Posts Tagged ‘voice lessons’

Best Way on How to Increase Vocal Range

Sunday, August 8th, 2010

Adding high notes is what mostly discussed in articles that talks about how to increase vocal range and ignoring altos and basses. Lower voices, this one’s for you! We’ll explore some ways to add low notes by using your chest voice.

When you talk, most of us uses the chest voice. In fact, your speaking voice can teach you a lot about your singing voice. You can either help or hinder your singing voice just by the way you use your speaking voice.

Let’s start by exploring your speaking voice. Try making various non-speech sounds: laugh, cry, yawn, sigh. If you have a piano or pitch pipe available, find the nearest pitch to the sounds you made. Now speak a few monosyllables: uh-huh, mm-hmm, aha. Once again, using the piano or pitch pipe, speak a few monosyllables and match the pitch you produce.

Now speak a few simple sentences, such as “my name is_____” or “I love to sing”. Like the past exercise, find the matching pitch. Many people try to speak at a lower pitch than is natural for their voice when ideally, the pitch should be the same for the speaking as it is for monosyllables or non-speech sounds. Doing this is not recommended and is not healthy thing to do.

Continue exploring your voice by speaking monosyllables at various pitch levels on a piano. Find the lowest pitch you can speak without sounding gravelly. “Vocal Fry” is the term used for the gravelly sound and sustaining this is not healthy. Your ideal speaking pitch should be about four to five steps above your vocal fry level.

After that, try reading a paragraph or speak some sentences. To find out how high you can go, experiment with higher speaking pitches. Along the way, note where your voice is most comfortable and where you start to hear and feel strain.

You will feel vibration or resonance in your chest when you use your ‘chest voice’. This is when you produce tones in that pitch range. With you thumb and fingers resting on your collarbones, put your hand gently on your upper chest. Do a yawn-slide (exhale on the syllable “hee” or “hoo” while sliding from the top of your range to the bottom). As you slide down into your chest voice, you should feel the vibration from your hand.

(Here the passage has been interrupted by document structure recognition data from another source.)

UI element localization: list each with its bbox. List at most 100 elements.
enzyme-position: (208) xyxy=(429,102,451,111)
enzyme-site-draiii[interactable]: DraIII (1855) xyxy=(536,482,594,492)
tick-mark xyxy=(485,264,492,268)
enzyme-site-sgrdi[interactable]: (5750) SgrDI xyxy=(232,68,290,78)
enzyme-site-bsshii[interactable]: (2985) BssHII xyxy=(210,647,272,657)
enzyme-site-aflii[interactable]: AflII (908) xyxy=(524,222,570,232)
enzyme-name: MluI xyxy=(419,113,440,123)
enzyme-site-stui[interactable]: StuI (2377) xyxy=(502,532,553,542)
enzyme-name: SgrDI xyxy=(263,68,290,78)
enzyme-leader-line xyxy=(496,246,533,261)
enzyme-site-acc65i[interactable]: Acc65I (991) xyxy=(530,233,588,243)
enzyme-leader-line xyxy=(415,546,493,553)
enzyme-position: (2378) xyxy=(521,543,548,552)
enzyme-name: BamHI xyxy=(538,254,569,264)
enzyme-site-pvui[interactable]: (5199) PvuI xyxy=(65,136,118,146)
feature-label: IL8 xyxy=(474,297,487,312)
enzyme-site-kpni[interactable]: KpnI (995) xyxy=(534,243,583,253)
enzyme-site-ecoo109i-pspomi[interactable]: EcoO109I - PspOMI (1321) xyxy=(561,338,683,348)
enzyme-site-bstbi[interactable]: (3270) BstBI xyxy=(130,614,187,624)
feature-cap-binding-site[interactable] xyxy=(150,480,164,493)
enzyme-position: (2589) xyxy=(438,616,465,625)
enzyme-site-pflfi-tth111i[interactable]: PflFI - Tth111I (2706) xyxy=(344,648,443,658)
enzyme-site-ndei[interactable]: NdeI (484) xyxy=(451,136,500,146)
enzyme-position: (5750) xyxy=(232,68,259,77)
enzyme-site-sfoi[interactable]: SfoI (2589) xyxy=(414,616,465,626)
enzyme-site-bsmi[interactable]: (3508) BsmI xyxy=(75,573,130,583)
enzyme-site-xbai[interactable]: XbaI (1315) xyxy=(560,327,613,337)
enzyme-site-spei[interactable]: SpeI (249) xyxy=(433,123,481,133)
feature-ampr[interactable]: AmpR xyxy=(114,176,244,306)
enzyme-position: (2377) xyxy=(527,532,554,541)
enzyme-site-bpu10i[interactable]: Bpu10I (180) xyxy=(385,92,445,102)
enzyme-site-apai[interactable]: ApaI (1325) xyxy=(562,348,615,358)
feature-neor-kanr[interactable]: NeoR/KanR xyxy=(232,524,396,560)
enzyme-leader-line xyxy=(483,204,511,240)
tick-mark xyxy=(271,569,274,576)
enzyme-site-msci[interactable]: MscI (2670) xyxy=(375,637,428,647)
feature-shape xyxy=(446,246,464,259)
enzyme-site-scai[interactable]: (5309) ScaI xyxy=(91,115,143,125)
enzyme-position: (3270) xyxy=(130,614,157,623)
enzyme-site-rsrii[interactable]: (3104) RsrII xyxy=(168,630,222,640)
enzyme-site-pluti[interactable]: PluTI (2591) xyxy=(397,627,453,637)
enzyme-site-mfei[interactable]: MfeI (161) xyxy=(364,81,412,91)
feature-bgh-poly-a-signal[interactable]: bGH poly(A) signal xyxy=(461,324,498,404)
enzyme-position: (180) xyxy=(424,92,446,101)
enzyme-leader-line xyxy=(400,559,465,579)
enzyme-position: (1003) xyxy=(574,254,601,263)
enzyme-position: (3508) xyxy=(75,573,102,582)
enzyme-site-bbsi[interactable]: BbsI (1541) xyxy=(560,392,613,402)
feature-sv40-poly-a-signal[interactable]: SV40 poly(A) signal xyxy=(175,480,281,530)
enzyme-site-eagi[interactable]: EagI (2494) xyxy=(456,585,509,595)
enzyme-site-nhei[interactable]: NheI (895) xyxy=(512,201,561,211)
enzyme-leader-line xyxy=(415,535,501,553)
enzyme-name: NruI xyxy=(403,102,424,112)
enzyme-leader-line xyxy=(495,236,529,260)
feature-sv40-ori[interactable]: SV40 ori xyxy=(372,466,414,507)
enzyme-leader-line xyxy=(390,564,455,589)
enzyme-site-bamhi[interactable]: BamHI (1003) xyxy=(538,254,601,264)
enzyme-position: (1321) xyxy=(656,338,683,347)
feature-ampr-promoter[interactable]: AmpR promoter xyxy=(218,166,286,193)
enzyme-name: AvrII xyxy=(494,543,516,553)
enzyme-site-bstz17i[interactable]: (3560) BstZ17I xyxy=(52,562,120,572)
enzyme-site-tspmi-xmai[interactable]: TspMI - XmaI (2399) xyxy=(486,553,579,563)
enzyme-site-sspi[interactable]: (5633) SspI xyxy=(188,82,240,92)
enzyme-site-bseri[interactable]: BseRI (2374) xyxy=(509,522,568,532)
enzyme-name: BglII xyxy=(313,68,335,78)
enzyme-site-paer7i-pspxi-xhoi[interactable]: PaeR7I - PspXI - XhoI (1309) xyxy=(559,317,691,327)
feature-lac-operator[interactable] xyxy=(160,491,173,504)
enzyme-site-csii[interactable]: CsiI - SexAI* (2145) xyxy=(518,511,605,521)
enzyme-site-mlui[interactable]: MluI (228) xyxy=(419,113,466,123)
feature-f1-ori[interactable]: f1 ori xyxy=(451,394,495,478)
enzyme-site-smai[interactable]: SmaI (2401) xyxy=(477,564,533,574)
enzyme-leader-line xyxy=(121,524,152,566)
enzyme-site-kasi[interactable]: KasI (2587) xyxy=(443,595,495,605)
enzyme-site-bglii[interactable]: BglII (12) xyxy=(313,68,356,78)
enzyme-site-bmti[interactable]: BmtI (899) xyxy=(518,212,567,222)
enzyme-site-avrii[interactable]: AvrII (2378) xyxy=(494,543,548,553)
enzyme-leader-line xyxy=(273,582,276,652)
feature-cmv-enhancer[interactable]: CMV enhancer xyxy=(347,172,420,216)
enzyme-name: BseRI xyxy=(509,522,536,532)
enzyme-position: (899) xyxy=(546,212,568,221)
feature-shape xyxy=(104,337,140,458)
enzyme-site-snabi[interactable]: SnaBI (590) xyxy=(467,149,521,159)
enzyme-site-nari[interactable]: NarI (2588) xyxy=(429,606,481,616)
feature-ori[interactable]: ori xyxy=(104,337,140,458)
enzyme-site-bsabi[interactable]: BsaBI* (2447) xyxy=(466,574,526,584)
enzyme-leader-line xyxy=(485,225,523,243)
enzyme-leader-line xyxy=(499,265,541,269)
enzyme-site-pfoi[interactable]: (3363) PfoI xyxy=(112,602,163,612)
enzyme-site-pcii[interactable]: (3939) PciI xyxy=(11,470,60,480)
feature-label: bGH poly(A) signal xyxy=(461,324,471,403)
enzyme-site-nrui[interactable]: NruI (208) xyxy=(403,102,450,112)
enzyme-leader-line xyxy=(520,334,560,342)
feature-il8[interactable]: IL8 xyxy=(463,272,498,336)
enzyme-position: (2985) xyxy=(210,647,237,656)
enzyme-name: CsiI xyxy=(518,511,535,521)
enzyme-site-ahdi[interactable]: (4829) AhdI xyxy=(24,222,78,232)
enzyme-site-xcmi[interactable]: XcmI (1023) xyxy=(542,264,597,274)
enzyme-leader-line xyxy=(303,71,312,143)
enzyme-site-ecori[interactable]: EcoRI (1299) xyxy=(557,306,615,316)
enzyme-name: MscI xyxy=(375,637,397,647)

You must know that the resonance is happening in your throat and mouth although it may feels like it’s occurring in your chest. The vibration you feel is the result of air moving from your lungs and across your vocal folds.

A simple low-range singing exercise is the fifth slide. Starting in the comfortable middle part of your range, use the buzz (puckered lips vibrating as air is expelled) or a syllable such as “vaw” to sing the starting pitch and slide down five steps. That would be ’so->do’, or G-C inf you’re doing it in the key of C Major. The slide should be smooth, not bumpy or creaky. Start each repetition a half-step below the previous one.

If you feel bumpy or creaky sensations as you descend the scale, you’re probably holding some tension. Pause and do some face and neck relaxation exercises. Try doing it again after gently massaging your face and throat. Close your mouth slightly from its starting position as you descend the scale.

Next, using again the buzz or “vax”, sing an octave scale up and back down. As you go up the scale, allow your jaw to drop and your mouth to open a bit wider, then reverse that as you come back down. It may be helpful to imagine your tone on a path leading away from yourself, with low notes nearest and high notes farthest away. You can move one hand back to your side as you descend and move it away from your body as you ascend the scan. Well, that’s one thing to try out.

Another helpful and related exercise is called the arpeggio. Sing do-mi-so-do-so-mi-do on a vowel sound, such as “oo”, “ee”, or “ah”. Start each new arpeggio a half-step lower than the last.

As with any singing technique, adding to your lower range will take time and effort. Don’t worry, you will definitely see positive results if you are patient and persistent.